Gotta call a time out here, lest you think this is all about me, because it is not. Obviously, I can’t tell your story, but I can lamely hope that some of you might think about your own. I am no goddamn genius and whatever I am mulling is certainly mull-able for you. If I was doing this shit for myself, I would never dream of sharing it. I am totally certain I am writing about us, OK?

The longer I have been around, the harder it is to answer and the fewer words I can think of, answer that question. Totally by accident, it came to me at the bar a few nights ago.

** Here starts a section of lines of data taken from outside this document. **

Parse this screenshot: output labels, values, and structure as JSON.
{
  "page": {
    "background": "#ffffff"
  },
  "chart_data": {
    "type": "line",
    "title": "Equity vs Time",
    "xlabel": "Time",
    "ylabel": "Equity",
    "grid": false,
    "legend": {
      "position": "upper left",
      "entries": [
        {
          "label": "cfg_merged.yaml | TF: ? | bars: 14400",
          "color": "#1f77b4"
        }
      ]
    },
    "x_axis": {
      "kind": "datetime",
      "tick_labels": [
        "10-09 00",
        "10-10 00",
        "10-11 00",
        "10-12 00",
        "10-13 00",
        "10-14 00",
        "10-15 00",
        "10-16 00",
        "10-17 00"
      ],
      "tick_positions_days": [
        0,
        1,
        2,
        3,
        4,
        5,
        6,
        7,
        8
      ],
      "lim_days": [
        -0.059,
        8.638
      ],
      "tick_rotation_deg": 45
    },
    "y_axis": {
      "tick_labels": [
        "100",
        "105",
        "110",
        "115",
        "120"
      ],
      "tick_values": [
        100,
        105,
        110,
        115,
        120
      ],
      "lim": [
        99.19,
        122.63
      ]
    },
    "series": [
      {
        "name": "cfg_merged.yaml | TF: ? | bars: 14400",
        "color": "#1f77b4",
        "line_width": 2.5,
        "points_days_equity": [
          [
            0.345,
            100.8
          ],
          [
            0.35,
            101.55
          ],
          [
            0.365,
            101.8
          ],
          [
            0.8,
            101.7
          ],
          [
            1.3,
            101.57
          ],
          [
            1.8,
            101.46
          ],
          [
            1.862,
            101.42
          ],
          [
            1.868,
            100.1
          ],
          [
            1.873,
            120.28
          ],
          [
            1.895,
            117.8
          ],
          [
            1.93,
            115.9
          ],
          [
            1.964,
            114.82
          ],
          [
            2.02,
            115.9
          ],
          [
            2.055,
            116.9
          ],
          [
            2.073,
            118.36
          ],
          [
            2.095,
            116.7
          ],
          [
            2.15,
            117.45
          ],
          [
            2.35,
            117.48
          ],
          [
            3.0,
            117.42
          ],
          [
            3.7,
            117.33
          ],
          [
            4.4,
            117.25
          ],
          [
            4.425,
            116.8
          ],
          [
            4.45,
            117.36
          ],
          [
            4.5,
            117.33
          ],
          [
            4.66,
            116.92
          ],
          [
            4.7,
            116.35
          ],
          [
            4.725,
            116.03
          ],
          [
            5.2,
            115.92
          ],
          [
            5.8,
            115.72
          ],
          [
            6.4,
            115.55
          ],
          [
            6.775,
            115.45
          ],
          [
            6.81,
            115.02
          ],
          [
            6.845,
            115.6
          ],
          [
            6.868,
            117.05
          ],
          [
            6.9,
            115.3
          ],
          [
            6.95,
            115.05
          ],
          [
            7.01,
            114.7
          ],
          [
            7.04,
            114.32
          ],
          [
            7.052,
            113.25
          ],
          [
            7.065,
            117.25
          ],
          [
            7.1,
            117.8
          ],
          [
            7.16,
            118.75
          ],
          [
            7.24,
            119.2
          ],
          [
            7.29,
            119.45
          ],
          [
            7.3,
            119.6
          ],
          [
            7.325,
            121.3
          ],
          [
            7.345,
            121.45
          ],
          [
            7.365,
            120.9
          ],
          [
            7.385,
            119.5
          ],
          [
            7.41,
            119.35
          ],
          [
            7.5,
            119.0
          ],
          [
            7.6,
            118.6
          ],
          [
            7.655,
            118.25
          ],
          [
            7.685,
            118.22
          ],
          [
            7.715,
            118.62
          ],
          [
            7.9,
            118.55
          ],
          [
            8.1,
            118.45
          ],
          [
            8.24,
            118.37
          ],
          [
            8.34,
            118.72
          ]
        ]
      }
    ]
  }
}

After maybe one beer too many, as the place was emptying out, a regular asked me my favorite color. I answered, red. This began a mini-group conversation about color. They can pretty much all be replicated by combining other ones. Putting them all together, you get black. Then, what about white? 

By the way, even if my color theory is wrong, it finishes my story and that is all I give a shit about anyway. I swear I haven’t Googled for any answers, because it would only fuck up my theory, which I like. The more ways you try to define yourself, the darker it gets, eventually shutting out the light, the answer. I always get confused between metaphor and analogy, but I think I am talking metaphor, not that it matters anyway.

It’s about the color white, which can’t be “defined” by any other combination of colors. It is just white. The answer to the question I initially posed and kept tripping over myself to answer is, “I Am”. No matter when you ask yourself that question or how many times you ask it, there is only one answer.

I Am

EDITOR’S NOTE: IF SOME OF THESE STORIES SEEM SOMEWHAT REPETITIVE, THEY ARE. THE WRITER CAN ONLY WRITE ABOUT WHERE HE HAS BEEN, NOT ABOUT WHERE HE HASN’T. THE FUTURE ISN’T HERE YET, SO THERE ARE NO WORDS.